Nós vimos isso na prática, vimos como foi desastrosa a experiência no segundo mandato da presidente Dilma na tentativa de fazer o ajuste desta forma. A política conduzida pelo ministro Joaquim Levy produziu mais de 6 milhões de desempregados em poucos meses. Isso foi continuado pelo ministro (Henrique) Meirelles e isso vem sendo continuado, agora, pelo ministro Paulo Guedes. Portanto, essa pauta de austeridade ideológica, sem base real, só piorou as contas públicas no Brasil nos últimos tempos. Se você olhar o período de crescimento entre 2004 e 2012, com os problemas fiscais, mesmo com a expansão do gasto, na verdade, nós tivemos superávit primário permanentemente. A relação dívida-PIB caiu, todos os indicadores fiscais melhoraram por força do crescimento, e não de reformas que são feitas, em meu ponto de vista, muito mais em nome de um fundamentalismo ideológico do que propriamente pautadas em experiências concretas de execução de política econômica.

DMT – É interessante essa sua colocação, já que o argumento muitas vezes surge na direção contrária, de que as defesas de Previdência ou da CLT é que seriam fruto de ideologia. Que os que se opõem às reformas é que estariam desligados da realidade.
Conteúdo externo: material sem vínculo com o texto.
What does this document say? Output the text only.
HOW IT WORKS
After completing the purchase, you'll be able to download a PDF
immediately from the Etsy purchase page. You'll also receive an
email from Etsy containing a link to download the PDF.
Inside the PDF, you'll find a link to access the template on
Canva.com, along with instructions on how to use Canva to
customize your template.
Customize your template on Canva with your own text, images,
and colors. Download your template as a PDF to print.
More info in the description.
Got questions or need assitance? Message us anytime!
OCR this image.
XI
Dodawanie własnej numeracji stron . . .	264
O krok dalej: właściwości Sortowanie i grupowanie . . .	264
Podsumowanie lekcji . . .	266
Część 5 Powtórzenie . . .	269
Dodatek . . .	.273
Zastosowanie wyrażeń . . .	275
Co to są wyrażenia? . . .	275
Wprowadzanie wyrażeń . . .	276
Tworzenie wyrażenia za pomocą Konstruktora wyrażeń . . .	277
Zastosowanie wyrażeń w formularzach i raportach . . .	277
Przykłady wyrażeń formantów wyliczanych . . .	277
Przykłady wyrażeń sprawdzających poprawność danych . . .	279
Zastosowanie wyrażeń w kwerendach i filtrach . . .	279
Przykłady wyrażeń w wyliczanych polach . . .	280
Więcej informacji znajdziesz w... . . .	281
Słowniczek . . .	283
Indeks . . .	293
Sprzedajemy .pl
Gimenez – Eu não estou dizendo que o marco regulatório do trabalho no Brasil seja perfeito, longe disso. O mundo do trabalho tem mudado, há transformações importantes e eu acho que nós temos que ter sempre esse espírito crítico, aberto a possibilidades de adequação. Mas partindo sempre do pressuposto de que a discussão tem que ser baseada no tipo de sociedade que você quer criar.

E esse fundo ideológico é tão forte que, por exemplo… Mesmo a ideia de déficit da Previdência. No meu juízo, tecnicamente, isso está errado. Porque a Previdência no Brasil foi pensada, a partir da Constituição de 1988, de forma integrada a um sistema de seguridade social, com orçamento próprio e fontes de receita variadas. Temos receita própria do INSS, renda de loterias, contribuições sociais. Uma base de financiamento com diversas fontes, para enfrentar riscos diversos relativos à seguridade social. Então, do ponto de vista dos gastos, estão lá os benefícios previdenciários, urbanos e rurais – porque o pacto que a sociedade brasileira estabeleceu na Constituição de 1988 também decidiu proteger os trabalhadores rurais. Isso era uma dívida histórica de larga proporção. E se criou um mecanismo de financiamento para fazer frente aos benefícios rurais, como, por exemplo, os benefícios de prestação continuada. São receitas diversas enfrentando riscos diversos de uma sociedade marcada por nossas especificidades: muita desigualdade, muita pobreza, uma herança rural bastante significativa, um mercado de trabalho muito heterogêneo… Nós não estamos na Suécia, não estamos na Inglaterra, então, é um sistema muito pensado a partir das nossas especificidades.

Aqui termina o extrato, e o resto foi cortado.